Тарханов подпер рукой подбородок и пристально посмотрел на комиссара. Тот, смутившись от такого внимания, выпил стакан. Маленький участник грозного дуэта проклинал себя за глупость. Какой к черту музей? Стоило держать язык за зубами на митинге. Теперь Тарханов вытянет из него накопленное, это уже как пить дать. Вздыхающий пан Шмуля пошел за второй бутылкой. Зайдя в кухню, он немного размыслил и взял из плетеной корзины набитой соломой сразу три, обхватив их руками и прижав к груди. Выходя, он бросил взгляд в угол, где своей очереди дожидалась пузатая четверть сливовицы.

— Дай, Зиновий.

— Мучаешь ты меня, Федор. — обеспокоенный поворотом дела собеседник выпил, показав пальцами, как именно командир его мучает. Выходило, что тот был вроде как одной сплошной головной болью маленького комиссара.

— Так твоя же мысль, товарищ комиссар, я поддержал. Правильно же?

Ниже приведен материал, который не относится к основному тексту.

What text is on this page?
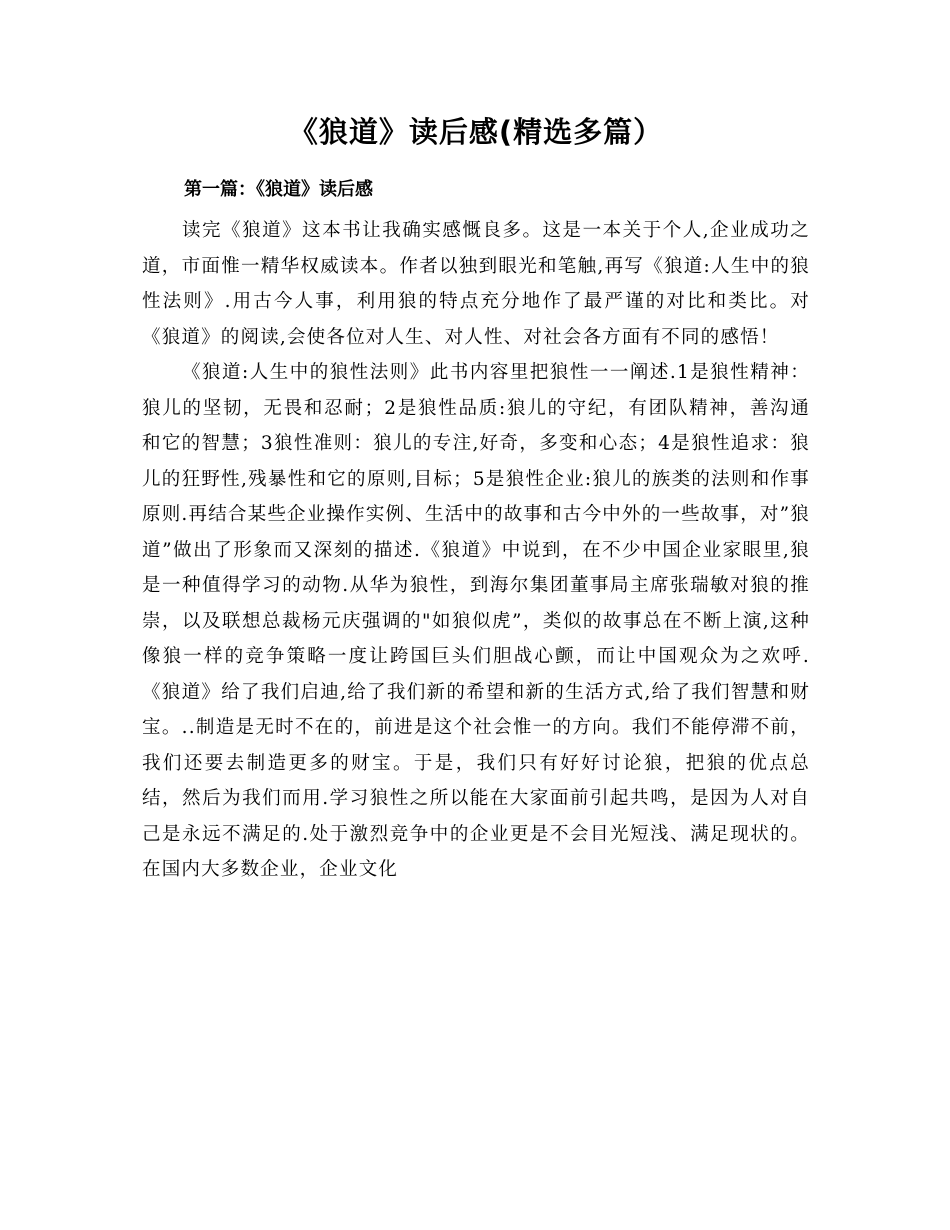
《狼道》读后感(精选多篇）
第一篇：《狼道》读后感

读完《狼道》这本书让我确实感慨良多。这是一本关于个人,企业成功之道，市面惟一精华权威读本。作者以独到眼光和笔触,再写《狼道:人生中的狼性法则》.用古今人事，利用狼的特点充分地作了最严谨的对比和类比。对《狼道》的阅读,会使各位对人生、对人性、对社会各方面有不同的感悟！

《狼道:人生中的狼性法则》此书内容里把狼性一一阐述.1是狼性精神：狼儿的坚韧，无畏和忍耐；2是狼性品质:狼儿的守纪，有团队精神，善沟通和它的智慧；3狼性准则：狼儿的专注,好奇，多变和心态；4是狼性追求：狼儿的狂野性,残暴性和它的原则,目标；5是狼性企业:狼儿的族类的法则和作事原则.再结合某些企业操作实例、生活中的故事和古今中外的一些故事，对”狼道”做出了形象而又深刻的描述.《狼道》中说到，在不少中国企业家眼里,狼是一种值得学习的动物.从华为狼性，到海尔集团董事局主席张瑞敏对狼的推崇，以及联想总裁杨元庆强调的"如狼似虎”，类似的故事总在不断上演,这种像狼一样的竞争策略一度让跨国巨头们胆战心颤，而让中国观众为之欢呼.《狼道》给了我们启迪,给了我们新的希望和新的生活方式,给了我们智慧和财宝。..制造是无时不在的，前进是这个社会惟一的方向。我们不能停滞不前，我们还要去制造更多的财宝。于是，我们只有好好讨论狼，把狼的优点总结，然后为我们而用.学习狼性之所以能在大家面前引起共鸣，是因为人对自己是永远不满足的.处于激烈竞争中的企业更是不会目光短浅、满足现状的。在国内大多数企业，企业文化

— Правильно, только нету ничего.

Котик закончил умываться и играл с солнечными зайчиками, умиравшими на столе.

— Так может, хоть что дадите, а, пан товарищ? Знамя, какое? А то получается, нечего народу показать будет, кроме себя самого, — сказал Леонард и посмотрел на Зиновия Семеновича ясными глазами. Ром, принятый на пустой желудок, мягко пьянил. Комиссар махнул рукой.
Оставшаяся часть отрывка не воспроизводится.